I was ready for my husband to be home an hour before he ever was.
When he finally got home, he dealt with the toddler so I could tend to the baby and get her to bed.
We had a big list of things to do that night—cleaning, organizing, and decluttering the basement.
Once I got the baby to bed, cleaned up, put dinner away, and my husband still wasn’t downstairs, I got angry.
Fast. Too fast.
Why was I doing all of this by myself? We usually split these chores at night.
Why was he hiding upstairs?
So I took my anger and went to the basement to try to start the work we needed to get done.
Lo and behold, I couldn’t do any of it because I wasn’t strong enough.
Cue more anger.
I took my collected anger and irritation from the day and marched it all straight upstairs to tell him to come and help me.
That’s when I found this—him asleep with the baby on his chest.
I instantly felt so much guilt.
Why did I let myself get worked up over him not being there to help me clean the kitchen?
Why did I let my anger from the day continue to fuel my evening?

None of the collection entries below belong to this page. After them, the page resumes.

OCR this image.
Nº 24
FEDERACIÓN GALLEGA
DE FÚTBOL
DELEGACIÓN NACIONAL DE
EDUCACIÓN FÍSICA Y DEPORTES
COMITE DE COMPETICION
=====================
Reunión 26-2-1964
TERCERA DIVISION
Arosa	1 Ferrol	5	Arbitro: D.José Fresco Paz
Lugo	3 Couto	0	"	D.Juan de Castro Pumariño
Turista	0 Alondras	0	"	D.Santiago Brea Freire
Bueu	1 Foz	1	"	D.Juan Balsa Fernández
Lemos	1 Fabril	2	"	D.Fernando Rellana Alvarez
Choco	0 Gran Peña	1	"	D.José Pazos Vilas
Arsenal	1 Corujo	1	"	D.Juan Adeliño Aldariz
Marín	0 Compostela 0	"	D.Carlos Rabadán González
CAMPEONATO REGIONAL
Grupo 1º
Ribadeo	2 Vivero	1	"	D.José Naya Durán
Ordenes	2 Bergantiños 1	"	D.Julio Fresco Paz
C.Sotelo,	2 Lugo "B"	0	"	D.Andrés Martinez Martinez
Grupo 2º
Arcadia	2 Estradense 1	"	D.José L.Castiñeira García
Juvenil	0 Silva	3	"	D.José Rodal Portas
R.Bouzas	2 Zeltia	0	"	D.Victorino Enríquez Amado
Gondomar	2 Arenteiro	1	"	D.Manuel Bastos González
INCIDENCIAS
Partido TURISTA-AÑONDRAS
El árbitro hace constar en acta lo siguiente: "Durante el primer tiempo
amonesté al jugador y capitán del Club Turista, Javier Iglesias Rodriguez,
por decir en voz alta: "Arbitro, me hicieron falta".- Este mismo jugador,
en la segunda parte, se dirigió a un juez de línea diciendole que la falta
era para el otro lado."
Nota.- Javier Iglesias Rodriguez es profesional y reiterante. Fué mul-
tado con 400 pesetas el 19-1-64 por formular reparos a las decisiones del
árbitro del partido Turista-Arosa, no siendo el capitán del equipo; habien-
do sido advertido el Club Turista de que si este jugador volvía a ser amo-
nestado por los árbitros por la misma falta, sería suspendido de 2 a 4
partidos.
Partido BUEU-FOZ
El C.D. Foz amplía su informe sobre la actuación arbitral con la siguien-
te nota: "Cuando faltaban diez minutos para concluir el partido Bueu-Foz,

The only two hours I get to spend with my husband each day.
He’s worked hard all day.
He’s tired, too.
He came home and held the crying baby so I could have a five-minute break. He put the toddler to bed I’ve had to pretty much argue with all day.
He helped because he cared. He helped because he loves us.
They both fell asleep. Exhausted from their albeit different days.
My anger is now gone. It’s been replaced with gratitude.
I needed tonight to play out exactly how it did.
Anger and all.
I needed to be put in my place.
Without it, I wouldn’t have been able to witness this.